I could remember an instruction I used before, mulq which does 128 bit multiplication. It multiplies two 64 bit number and stores the least significant 64 bits in rax and the significant half in rdx.

Now we still need to reduce this number modulo m. Originally I planned to create a table of $2^n \mod m$, use the bits of rdx to add them and then add rax % m. But after consulting this x86-64 manual I found out about divq, which takes a 128 bit number stored in rdx:rax, a 64 bit number $m$ and produces the quotient and remainder. The whole thing can be coded as:

/// Modular multiplication
/// @param a The first factor, a < m
/// @param a The second factor, b < m
/// @param m The modulus
/// @return The reduced product, a b mod m < m
uint64 mul(uint64 a, uint64 b, uint64 m)
{
// Perform 128 multiplication and division
uint64 q; // q = ⌊a b / m⌋
uint64 r; // r = a b mod m
asm("mulq %3;"
"divq %4;"
: "=a"(q), "=d"(r)
: "a"(a), "rm"(b), "rm"(m));
return r;
}

This should work fast, but I still need to look into Montgomery reduction. Perhaps I should benchmark the two.

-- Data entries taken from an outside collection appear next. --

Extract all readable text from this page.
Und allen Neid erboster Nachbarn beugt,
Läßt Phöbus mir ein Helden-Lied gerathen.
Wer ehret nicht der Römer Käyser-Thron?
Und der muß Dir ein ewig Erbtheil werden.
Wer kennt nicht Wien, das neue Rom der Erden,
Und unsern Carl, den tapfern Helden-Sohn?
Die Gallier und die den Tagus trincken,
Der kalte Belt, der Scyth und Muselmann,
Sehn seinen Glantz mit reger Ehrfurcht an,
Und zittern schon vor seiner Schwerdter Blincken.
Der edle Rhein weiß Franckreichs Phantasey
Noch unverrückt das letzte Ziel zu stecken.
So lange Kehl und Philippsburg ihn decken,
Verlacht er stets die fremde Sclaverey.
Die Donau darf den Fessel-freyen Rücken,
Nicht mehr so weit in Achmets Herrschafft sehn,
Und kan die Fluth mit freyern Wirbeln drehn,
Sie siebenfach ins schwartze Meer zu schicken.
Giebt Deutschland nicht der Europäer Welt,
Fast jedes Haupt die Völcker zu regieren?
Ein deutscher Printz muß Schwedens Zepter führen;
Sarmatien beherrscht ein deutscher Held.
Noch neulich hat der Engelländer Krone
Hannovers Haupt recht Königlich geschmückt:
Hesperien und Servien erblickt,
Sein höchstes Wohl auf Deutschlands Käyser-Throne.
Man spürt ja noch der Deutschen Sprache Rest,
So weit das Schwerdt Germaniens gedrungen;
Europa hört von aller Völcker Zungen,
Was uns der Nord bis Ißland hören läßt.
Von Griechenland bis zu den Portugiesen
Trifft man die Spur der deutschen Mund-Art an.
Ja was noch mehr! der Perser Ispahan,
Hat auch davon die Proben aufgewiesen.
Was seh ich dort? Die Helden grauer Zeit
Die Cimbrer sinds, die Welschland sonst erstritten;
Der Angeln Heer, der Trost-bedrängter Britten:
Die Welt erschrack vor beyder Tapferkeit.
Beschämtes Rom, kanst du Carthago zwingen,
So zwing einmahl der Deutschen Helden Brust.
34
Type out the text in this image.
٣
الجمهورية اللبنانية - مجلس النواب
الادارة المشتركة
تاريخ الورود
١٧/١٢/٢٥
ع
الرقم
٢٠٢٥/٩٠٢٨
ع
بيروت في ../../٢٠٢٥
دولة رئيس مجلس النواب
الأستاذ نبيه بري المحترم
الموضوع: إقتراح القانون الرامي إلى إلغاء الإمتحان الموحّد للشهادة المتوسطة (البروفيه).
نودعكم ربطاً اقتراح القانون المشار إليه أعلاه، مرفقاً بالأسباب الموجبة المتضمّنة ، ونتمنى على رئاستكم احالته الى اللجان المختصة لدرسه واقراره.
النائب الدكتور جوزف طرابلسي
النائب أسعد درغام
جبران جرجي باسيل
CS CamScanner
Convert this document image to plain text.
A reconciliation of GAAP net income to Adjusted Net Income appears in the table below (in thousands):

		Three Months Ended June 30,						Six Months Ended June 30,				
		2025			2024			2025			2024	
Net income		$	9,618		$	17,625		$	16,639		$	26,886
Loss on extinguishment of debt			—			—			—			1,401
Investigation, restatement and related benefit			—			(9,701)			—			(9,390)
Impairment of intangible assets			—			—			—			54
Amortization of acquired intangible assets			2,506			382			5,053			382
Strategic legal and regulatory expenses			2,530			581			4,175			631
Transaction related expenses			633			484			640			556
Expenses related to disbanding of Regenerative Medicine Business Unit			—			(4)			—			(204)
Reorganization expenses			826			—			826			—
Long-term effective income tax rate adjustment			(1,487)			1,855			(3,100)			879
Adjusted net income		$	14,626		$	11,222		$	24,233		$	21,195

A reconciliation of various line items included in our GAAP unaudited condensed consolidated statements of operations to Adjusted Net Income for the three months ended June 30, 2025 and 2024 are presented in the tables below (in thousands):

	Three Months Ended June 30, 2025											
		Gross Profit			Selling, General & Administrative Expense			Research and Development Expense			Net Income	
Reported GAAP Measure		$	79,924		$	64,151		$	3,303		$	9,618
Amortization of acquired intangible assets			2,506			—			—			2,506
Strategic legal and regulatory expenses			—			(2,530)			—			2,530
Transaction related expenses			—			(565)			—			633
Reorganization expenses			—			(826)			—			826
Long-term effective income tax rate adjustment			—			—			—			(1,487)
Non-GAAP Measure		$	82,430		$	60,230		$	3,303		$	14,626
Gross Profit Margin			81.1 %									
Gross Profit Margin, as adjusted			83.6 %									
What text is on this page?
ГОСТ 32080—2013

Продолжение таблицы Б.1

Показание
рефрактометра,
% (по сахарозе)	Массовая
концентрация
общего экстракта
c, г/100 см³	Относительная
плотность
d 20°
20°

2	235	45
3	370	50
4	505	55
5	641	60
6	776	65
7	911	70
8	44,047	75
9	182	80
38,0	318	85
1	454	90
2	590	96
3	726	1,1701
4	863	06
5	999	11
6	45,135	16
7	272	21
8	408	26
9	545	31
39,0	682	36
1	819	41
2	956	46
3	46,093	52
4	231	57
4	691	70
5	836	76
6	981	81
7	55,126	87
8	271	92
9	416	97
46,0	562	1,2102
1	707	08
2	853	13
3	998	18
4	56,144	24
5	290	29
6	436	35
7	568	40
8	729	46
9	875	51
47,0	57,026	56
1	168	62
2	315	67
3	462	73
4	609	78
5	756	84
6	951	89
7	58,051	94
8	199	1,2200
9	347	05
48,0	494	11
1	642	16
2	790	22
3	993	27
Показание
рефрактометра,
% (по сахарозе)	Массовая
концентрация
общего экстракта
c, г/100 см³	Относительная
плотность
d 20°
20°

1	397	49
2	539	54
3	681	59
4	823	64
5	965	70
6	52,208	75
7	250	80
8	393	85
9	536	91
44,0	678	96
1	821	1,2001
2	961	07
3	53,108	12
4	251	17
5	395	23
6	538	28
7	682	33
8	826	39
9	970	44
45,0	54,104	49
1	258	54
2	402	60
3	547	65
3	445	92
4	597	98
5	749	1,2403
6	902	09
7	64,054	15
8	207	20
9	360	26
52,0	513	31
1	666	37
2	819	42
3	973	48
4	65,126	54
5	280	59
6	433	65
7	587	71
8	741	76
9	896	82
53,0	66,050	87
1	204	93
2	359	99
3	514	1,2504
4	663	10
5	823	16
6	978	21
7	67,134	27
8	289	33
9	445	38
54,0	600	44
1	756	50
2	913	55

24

Modular exponentiation can now be implemented using exponentiation by squaring:

/// Modular exponentiation
/// @param b The base, b < m
/// @param e The exponent
/// @param m The modulus
/// @returns The reduced power of a, a^b mod m
uint64 pow(uint64 b, uint64 e, uint64 m)
{
uint64 r = 1;
for(; e; e >>= 1) {
if(e & 1) r = mul(r, b, m);
b = mul(b, b, m);
}
return r;
}

And the Miller-Rabin test becomes:

/// Miller-Rabin probabilistic primality testing
/// @param n The number to test for  primality
/// @param k The witness for primality
/// @returns True iff when n is a k-stong pseudoprime
bool MillerRabin(uint64 n, uint64 k)
{
// Factor n-1 as d*2^s
uint64 s = 0;
uint64 d = n - 1;
for(; !(d & 1); s++)
d >>= 1;

// Verify x = k^(d 2^i) mod n != 1
uint64 x = pow(k % n, d, n);
if(x == 1 || x == n-1) return true;
while(s-- > 1) {
// x = x^2 mod n
x = mul(x, x, n);
if(x == 1) return false;
if(x == n-1) return true;
}
return false;
}

Together with the prime sieve I created earlier a fast probablilistic prime checking procedure can be developed:

const vector<uint64> small_primes = prime_sieve(1<<20);

/// Miller-Rabin probabilistic primality testing
/// @param n The number to test for  primality
/// @returns False when n is not a prime
bool is_prime(uint64 n)
{
// Handle small primes fast
for(int i = 0; i < small_primes.size(); i++) {
uint64 p = small_primes[i];
if(n == p) return true;
if(n % p == 0) return false;
}

// Do a few Miller-Rabin rounds
for(int i = 0; i < 10; i++) {
if (!MillerRabin(n, small_primes[i])) return false;
}

return true;
}

This algorithm correctly identifies the first ten primes less than $2^{64}$. But then again, so does a single Miller-Rabin round with $K= 17$. Perhaps I should implement the Baillie-PSW algorithm, there are rumours that it has no false positives for 64 bits!